Mas a seleção premiava os competentes, fossem pobres ou ricos. Aos eliminados, restava aguardar o ano seguinte ou tentar duas outras opções de nível secundário: a Escola Normal Lourenço Filho, que formava professores; e a ETCA (Escola Comercial) para contabilistas. Não havia ainda universidade. Após o segundo grau, os alunos pegavam o avião da FAB para o Rio de Janeiro; ou navio tipo gaiola, até Manaus ou Belém.
Alunos do Colégio Acreano na década de 40 (Acervo Patrimônio Histórico)

A história do CA tem passagens de muito brilho. O colégio era bom em tudo: nos desfiles de 7 de Setembro, então, mexia com o coração da cidade de Rio Branco. Lembro que a mãe da jornalista Rose Farias, Maria Celeste (atualmente professora de Letras na UFAC), foi uma baliza lindíssima e competente. Morríamos de inveja do Aramis (Sarará) escolhido como seu par nos desfiles. A escolha era feita pelo técnico de Educação Física Walter Felix, o Té, rigoroso na disciplina: ele ficava possesso com quem errava o passo ou ria enquanto marchava.

Uma de suas “vítimas” foi o Edílson Martins, hoje jornalista, escritor e produtor de vídeos para a televisão. Nosso simpático Come-Açúcar (seu apelido na época) tinha traços africanos com cabelos enrolados e lábios grossos, além do quê, era um poço de emoções. Nos desfiles não se continha ao passar em frente ao palácio do governo vestindo o uniforme de gala que lembrava o de um almirante. A emoção era tanta que ele não conseguia juntar os lábios deixando a impressão de riso. O instrutor Té, que nunca entendeu esse sentimento “almático”, o repreendia aos berros.

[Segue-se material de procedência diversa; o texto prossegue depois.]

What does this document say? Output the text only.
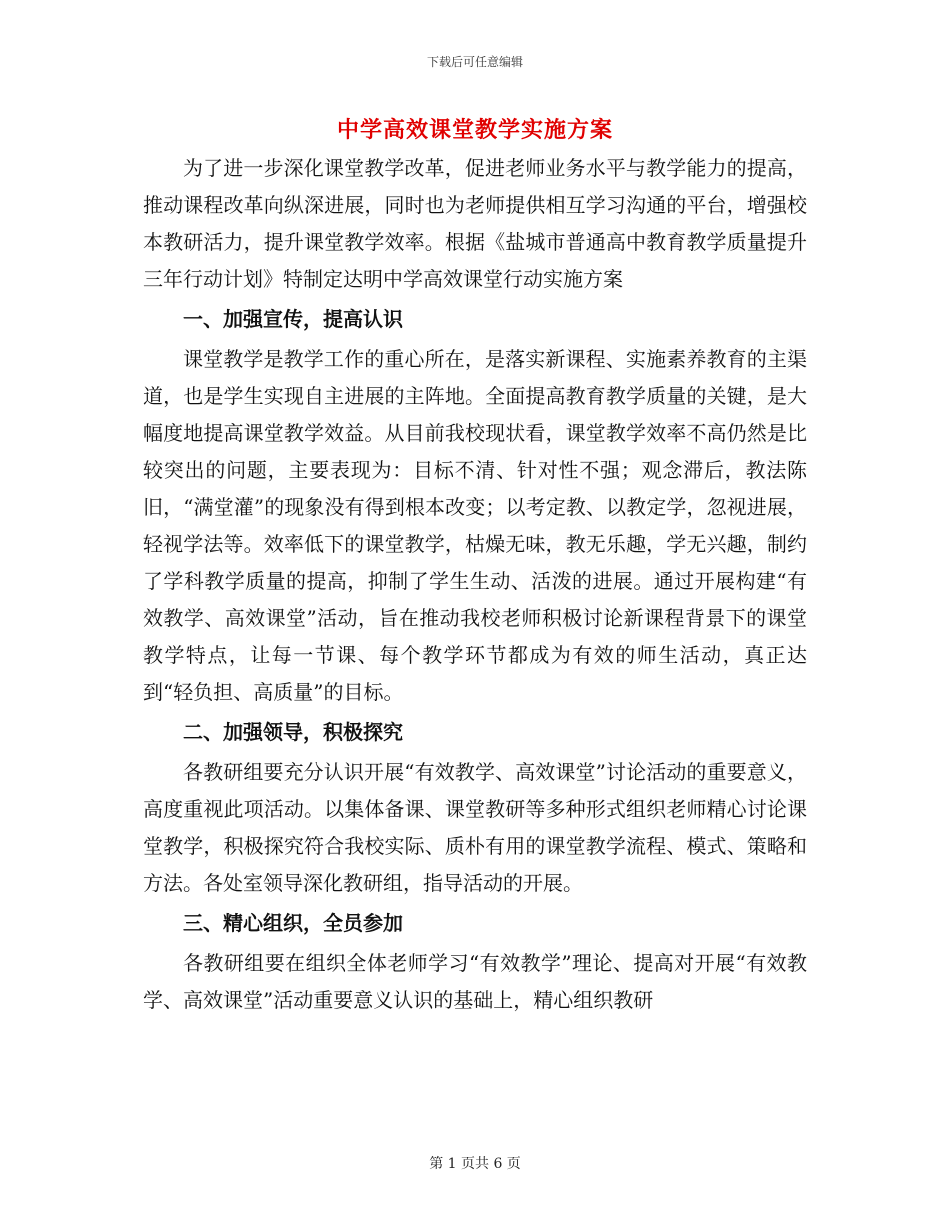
下载后可任意编辑
中学高效课堂教学实施方案

为了进一步深化课堂教学改革，促进老师业务水平与教学能力的提高，推动课程改革向纵深进展，同时也为老师提供相互学习沟通的平台，增强校本教研活力，提升课堂教学效率。根据《盐城市普通高中教育教学质量提升三年行动计划》特制定达明中学高效课堂行动实施方案

一、加强宣传，提高认识

课堂教学是教学工作的重心所在，是落实新课程、实施素养教育的主渠道，也是学生实现自主进展的主阵地。全面提高教育教学质量的关键，是大幅度地提高课堂教学效益。从目前我校现状看，课堂教学效率不高仍然是比较突出的问题，主要表现为：目标不清、针对性不强；观念滞后，教法陈旧，“满堂灌”的现象没有得到根本改变；以考定教、以教定学，忽视进展，轻视学法等。效率低下的课堂教学，枯燥无味，教无乐趣，学无兴趣，制约了学科教学质量的提高，抑制了学生生动、活泼的进展。通过开展构建“有效教学、高效课堂”活动，旨在推动我校老师积极讨论新课程背景下的课堂教学特点，让每一节课、每个教学环节都成为有效的师生活动，真正达到“轻负担、高质量”的目标。

二、加强领导，积极探究

各教研组要充分认识开展“有效教学、高效课堂”讨论活动的重要意义，高度重视此项活动。以集体备课、课堂教研等多种形式组织老师精心讨论课堂教学，积极探究符合我校实际、质朴有用的课堂教学流程、模式、策略和方法。各处室领导深化教研组，指导活动的开展。

三、精心组织，全员参加

各教研组要在组织全体老师学习“有效教学”理论、提高对开展“有效教学、高效课堂”活动重要意义认识的基础上，精心组织教研

第 1 页共 6 页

Eu tomei gosto pela leitura e tive o primeiro contato com o jornalismo no Colégio Acreano. Quando faltava algum professor, íamos para a biblioteca onde não se podia dar um pio. Li Euclides da Cunha, Guimarães Rosa e clássicos franceses e russos nesse confinamento instrutivo. Com o Edílson Martins e o Odacyr Soares, fizemos o jornalzinho estudantil “O Selecionado” que chegou a publicar reportagens e entrevistas despertando interesse até fora do meio estudantil.

Às sextas-feiras, as últimas aulas cediam tempo a um show “lítero-musical” no auditório, onde também eram exibidos filmes bang-bang antiquérrimos, aos sábados. Cansei de ouvir a Clícia Montenegro recitar “Navio Negreiro”, do poeta Castro Alves. Ali apareceram também alguns conjuntos musicais. Lembro de um formado por alunos do 3o ano do curso científico. O hoje engenheiro Fernando Castro era membro de um desses conjuntos.

Aos domingos, durante o verão, turmas de alunos e professoras desciam ou subiam o rio Acre fazendo piqueniques nas praias ou nos seringais próximos.

Portanto, e apesar de sisudo – com professores que davam aulas vestindo paletó e gravata, com inspetores plantados em cada sala de aula, o carimbo de “presente” ou “ausente” na carteirinha valendo pontos para aprovar ou desaprovar os alunos no final do ano –, o Colégio Acreano sabia incentivar o lazer e a cultura.

Eu mesmo aprendi a dançar valsa, bolero e samba-canção em sala de aula, em sessões preparatórias para o baile de formatura do Ginásio. Entre as professoras de bolero guardo na memória a performance da colega Marlize Braga (hoje colunista social), com as curvas e o charme dos seus 18 anos.


N.E - O texto acima foi escrito antes do Colégio Acreano completar 80 anos, em 17 de julho de 2013.